Tara D. Sonenshine, J81, was confirmed as Under Secretary of State for Public Diplomacy and Public Affairs in the U.S. State Department on March 29. She had been an adviser at the U.S. Institute of Peace, focusing on projects related to programmatic outreach and growth. Before joining the institute, she was special advisor to National Security Advisor Samuel “Sandy” Berger. She served in various capacities during the Clinton administration, including transition director for the National Security Council. She began her career in broadcast journalism in 1982 at ABC News in New York, where she went on to become editorial producer of Nightline. During her tenure at ABC News, Sonenshine earned 10 Emmy Awards. A former contributing editor for Newsweek, Sonenshine has written on foreign affairs for the New York Times, the Washington Post and other newspapers.
Mio Tamanaha, MPH13, was named a Boston Schweitzer Fellow by the Albert Schweitzer Fellowship for 2012–13, joining 250 other fellows across the country who will be developing and implementing health-service projects in underserved communities. Tamanaha is one of four Tufts students to be so recognized. Tamanaha is addressing youth homelessness in downtown Boston by establishing an empowerment program for homeless youth ages 14 to 23. The program will create a social network through which these youth can connect with their peers, and will also involve an advocacy project that serves as a forum for the youth to become community educators in advocating for themselves and their peers. By creating a sense of belonging and purpose, the project also will serve as a stepping stone to improved health and educational outcomes. Tamanaha will be working with the Boston nonprofit Bridge Over Troubled Waters on this project.
Michael VanElzakker, a doctoral student in psychology in the Graduate School of Arts and Sciences, has been awarded a 2012 National Defense Science and Engineering Graduate Fellowship. The fellowship is sponsored by the Department of Defense and covers tuition and fees and offers a $31,000 stipend for three years.
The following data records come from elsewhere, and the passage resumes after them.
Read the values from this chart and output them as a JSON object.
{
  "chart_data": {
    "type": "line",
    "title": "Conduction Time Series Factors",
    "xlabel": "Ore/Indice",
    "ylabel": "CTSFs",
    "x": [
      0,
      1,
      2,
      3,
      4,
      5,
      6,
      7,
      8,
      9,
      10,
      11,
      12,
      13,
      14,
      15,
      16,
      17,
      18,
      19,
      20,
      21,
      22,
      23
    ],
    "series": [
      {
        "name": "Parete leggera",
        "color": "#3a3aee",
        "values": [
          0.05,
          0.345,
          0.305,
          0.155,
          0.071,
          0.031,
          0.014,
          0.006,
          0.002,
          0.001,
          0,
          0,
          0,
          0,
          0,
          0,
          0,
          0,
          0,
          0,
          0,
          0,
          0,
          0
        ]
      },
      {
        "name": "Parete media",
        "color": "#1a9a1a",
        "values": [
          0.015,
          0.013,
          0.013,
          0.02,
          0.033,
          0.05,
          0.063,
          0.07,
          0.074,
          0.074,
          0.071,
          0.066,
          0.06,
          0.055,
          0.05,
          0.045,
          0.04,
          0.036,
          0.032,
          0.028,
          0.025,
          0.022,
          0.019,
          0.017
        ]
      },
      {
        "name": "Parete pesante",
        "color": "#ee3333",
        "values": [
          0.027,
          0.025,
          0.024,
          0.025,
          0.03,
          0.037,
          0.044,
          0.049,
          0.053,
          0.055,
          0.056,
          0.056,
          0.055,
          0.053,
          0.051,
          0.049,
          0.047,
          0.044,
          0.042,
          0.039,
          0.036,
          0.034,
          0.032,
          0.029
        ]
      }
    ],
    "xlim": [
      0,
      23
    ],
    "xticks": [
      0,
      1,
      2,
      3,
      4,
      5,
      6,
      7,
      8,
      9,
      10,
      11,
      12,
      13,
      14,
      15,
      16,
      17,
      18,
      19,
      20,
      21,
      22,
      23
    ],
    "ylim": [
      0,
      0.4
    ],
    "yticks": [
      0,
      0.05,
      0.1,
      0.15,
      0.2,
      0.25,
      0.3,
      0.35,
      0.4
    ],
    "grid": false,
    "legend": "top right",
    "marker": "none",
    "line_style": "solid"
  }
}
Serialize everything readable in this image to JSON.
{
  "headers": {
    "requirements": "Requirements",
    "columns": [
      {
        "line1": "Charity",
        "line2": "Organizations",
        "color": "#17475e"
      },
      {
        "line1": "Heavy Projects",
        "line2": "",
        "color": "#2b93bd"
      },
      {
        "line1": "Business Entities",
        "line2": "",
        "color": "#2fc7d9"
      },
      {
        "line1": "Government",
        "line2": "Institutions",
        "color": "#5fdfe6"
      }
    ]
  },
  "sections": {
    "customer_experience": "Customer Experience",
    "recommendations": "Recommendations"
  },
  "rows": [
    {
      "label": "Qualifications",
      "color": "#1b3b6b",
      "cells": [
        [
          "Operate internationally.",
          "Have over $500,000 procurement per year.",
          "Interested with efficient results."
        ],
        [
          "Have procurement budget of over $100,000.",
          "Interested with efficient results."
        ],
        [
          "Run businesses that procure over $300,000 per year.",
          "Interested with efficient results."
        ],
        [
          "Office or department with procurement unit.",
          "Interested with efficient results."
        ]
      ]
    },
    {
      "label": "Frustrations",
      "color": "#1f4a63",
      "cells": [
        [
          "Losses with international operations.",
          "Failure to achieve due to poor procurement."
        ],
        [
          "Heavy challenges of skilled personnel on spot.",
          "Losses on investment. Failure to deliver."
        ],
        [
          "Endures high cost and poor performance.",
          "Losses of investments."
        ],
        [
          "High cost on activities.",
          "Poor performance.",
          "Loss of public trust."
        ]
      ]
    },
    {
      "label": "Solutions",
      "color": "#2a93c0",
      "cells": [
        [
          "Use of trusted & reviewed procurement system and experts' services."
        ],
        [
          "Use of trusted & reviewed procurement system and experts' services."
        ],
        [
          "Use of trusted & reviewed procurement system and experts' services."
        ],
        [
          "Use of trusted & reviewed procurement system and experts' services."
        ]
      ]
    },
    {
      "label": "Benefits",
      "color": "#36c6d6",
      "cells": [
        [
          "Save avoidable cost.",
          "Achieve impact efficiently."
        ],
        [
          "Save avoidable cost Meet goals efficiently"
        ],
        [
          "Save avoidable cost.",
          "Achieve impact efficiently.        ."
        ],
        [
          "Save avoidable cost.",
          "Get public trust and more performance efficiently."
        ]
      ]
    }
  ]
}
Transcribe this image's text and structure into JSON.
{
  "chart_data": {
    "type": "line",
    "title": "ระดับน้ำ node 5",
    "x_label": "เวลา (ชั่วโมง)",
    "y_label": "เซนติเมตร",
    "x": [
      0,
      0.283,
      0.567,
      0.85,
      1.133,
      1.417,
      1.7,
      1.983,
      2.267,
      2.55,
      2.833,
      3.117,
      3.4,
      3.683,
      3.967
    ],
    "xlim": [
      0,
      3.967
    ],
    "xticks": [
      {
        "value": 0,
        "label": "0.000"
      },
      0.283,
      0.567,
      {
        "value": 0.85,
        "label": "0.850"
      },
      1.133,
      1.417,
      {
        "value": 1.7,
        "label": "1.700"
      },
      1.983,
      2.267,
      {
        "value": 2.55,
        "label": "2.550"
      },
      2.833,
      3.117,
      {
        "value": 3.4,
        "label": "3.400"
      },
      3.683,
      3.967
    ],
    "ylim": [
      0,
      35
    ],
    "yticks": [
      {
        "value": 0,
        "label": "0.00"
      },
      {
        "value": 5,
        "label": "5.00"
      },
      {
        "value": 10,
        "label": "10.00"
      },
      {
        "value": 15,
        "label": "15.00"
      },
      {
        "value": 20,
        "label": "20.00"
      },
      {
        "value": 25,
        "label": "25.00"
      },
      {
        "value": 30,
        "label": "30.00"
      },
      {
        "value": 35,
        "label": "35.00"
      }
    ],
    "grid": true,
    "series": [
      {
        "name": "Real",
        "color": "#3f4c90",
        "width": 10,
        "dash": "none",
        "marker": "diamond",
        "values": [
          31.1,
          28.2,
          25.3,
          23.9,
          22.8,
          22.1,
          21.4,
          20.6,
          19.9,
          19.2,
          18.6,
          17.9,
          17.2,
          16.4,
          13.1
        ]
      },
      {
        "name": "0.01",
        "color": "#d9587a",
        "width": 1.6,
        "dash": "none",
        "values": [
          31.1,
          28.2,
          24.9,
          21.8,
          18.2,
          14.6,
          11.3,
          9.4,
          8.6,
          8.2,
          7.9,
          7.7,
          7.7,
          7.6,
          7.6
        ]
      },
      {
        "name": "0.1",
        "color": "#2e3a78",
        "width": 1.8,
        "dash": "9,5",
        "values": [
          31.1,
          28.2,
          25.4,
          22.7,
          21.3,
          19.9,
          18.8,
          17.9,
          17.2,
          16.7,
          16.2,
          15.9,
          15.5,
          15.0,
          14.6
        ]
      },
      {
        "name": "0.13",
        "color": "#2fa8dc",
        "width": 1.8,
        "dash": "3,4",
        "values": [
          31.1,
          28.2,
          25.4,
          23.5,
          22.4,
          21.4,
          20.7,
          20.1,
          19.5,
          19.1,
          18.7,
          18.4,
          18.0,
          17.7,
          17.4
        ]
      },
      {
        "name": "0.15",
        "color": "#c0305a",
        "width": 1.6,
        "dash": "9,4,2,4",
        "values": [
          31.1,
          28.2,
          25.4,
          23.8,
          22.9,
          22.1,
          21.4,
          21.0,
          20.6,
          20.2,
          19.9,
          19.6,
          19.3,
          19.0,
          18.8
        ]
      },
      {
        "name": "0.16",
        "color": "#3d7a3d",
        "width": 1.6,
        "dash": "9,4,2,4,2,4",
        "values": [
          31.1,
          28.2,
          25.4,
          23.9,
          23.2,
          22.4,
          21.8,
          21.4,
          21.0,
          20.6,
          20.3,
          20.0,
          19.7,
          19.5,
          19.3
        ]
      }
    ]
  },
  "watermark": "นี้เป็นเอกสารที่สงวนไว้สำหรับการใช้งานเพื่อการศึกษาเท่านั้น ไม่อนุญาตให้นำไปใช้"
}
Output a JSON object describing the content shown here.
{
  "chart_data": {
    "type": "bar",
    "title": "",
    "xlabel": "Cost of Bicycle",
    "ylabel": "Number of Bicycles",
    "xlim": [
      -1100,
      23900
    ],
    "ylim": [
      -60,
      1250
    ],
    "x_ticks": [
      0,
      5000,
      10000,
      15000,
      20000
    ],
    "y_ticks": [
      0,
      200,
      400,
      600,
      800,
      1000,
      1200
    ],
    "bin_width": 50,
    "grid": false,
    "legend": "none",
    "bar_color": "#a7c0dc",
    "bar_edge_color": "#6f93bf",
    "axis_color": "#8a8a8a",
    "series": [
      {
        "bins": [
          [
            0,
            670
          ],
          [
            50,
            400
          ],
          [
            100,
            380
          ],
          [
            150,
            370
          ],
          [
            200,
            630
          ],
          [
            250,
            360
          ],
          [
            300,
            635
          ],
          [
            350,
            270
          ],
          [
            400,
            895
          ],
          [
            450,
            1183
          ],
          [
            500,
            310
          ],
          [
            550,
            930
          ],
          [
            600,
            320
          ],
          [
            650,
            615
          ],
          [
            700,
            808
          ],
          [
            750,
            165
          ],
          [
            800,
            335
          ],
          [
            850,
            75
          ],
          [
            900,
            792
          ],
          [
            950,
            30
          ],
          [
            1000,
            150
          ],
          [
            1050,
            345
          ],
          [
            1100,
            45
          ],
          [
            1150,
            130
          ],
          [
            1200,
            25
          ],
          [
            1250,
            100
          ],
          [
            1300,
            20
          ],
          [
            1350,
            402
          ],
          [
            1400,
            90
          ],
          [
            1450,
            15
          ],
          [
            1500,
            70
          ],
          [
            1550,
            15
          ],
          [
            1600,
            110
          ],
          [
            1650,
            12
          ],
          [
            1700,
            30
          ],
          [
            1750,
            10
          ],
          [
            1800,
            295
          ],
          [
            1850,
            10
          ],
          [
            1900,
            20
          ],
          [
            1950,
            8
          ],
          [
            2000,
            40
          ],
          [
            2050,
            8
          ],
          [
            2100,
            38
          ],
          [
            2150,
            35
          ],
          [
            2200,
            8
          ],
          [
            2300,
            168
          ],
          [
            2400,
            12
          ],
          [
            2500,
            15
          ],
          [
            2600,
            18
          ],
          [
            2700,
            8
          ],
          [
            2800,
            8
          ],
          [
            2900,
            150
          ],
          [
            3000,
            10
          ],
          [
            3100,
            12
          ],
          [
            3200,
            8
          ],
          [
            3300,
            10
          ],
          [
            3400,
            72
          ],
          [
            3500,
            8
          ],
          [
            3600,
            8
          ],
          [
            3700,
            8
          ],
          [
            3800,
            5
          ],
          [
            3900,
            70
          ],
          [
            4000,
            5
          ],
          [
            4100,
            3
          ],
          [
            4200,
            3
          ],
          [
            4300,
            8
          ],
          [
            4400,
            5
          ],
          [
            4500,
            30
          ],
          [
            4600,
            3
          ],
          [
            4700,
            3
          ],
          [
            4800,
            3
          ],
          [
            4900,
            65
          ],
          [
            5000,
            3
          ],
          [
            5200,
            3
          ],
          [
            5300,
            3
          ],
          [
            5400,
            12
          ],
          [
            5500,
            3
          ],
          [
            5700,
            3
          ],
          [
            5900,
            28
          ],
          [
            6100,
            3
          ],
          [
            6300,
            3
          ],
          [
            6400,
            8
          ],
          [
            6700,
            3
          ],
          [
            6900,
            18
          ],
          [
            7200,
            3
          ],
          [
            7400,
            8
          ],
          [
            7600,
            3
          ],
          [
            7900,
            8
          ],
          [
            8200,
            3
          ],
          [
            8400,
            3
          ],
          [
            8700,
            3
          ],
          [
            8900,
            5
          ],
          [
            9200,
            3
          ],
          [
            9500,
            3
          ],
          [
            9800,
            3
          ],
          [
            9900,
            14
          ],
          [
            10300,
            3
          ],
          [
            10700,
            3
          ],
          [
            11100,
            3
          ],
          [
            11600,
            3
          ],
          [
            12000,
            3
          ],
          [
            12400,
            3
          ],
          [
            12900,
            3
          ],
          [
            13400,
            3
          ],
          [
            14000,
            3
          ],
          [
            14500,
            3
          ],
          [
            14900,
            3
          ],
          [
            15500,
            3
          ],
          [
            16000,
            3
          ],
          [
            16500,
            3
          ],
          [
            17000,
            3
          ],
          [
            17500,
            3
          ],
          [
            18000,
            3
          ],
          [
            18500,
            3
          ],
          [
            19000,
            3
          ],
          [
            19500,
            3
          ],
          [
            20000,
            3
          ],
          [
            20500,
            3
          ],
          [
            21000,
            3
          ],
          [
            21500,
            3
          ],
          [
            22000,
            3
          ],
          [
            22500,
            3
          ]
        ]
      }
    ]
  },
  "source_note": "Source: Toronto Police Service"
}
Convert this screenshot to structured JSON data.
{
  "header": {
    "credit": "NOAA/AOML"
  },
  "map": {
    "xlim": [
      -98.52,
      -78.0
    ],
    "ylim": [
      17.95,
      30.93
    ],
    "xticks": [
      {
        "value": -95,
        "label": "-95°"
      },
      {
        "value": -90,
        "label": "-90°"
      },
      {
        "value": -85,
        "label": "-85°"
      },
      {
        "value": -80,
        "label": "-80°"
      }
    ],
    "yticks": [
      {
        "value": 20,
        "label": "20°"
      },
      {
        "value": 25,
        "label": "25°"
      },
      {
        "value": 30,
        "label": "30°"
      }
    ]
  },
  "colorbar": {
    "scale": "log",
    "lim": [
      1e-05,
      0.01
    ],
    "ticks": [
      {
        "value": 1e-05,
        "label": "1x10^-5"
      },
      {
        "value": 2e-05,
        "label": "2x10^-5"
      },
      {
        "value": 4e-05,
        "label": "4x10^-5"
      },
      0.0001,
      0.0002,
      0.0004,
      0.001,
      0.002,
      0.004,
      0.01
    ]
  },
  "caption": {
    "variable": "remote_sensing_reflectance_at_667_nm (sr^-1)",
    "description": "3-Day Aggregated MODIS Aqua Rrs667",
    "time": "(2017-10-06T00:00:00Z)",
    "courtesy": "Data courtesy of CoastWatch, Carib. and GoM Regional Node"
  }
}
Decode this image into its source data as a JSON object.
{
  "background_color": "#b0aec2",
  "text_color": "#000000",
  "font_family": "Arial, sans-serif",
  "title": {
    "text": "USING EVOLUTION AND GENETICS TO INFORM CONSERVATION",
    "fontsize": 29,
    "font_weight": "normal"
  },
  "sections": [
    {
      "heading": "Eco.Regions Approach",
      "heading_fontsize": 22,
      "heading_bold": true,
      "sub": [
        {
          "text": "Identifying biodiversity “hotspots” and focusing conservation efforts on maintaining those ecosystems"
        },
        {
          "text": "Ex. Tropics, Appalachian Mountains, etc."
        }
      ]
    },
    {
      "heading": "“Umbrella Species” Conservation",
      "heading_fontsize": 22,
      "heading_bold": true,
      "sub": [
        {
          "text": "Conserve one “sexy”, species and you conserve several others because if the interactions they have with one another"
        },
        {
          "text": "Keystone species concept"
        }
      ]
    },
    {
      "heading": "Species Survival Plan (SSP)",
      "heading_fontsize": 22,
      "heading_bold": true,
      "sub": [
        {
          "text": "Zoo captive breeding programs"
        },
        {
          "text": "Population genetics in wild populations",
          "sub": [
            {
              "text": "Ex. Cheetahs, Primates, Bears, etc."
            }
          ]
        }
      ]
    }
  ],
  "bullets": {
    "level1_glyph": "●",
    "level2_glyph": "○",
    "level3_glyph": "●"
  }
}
Timothy A. Wise, G05, research and policy director at the Global Development and Environment Institute (GDAE), interviewed two of the world’s leading agricultural economists, Peter Timmer and Michael Lipton, as part of the 2012 Leontief Prize event. The interviews, as well as the award recipients’ lectures, are available on GDAE’s Leontief page. Wise gave a presentation at the Heinrich Böll Foundation on the global food crisis, building on his recent report “Resolving the Food Crisis: Assessing Global Policy Reforms Since 2007.”
Nan Yi, G12, a doctoral student in the research group of Maria Flytzani-Stephanopoulos, professor of chemical engineering, received the Graduate Student Silver Award from the Materials Research Society. The award is open to graduate student researchers in materials science from around the world in chemistry, physics, biology and engineering. Yi is the first Tufts graduate student to win the award, and is one of the few recipients in the field of chemical engineering since the award was established in 2004. Yi presented his work, titled “Catalytic Hydrogen Production from Methanol and Formic Acid Reactions Over Efficient and Stable Gold Clusters on Cerium Oxide,” at the 2012 Materials Research Society spring meeting in San Francisco.
Mohamed Zeidan, M15, was named a Boston Schweitzer Fellow by the Albert Schweitzer Fellowship for 2012–13, joining 250 other fellows across the country who will develop and implement health-service projects in underserved communities. He is one of four Tufts students to be so recognized. Zeidan is addressing high re-visit rates to Boston emergency rooms by establishing a medical student follow-up program at Tufts Medical Center. Focusing on patients without primary-care physicians, students will meet with as many patients as possible to ensure that they understand their condition and the necessary steps for a full recovery. The project aims to provide underserved patients with advocates in the health-care system while also educating future physicians on the needs of the community.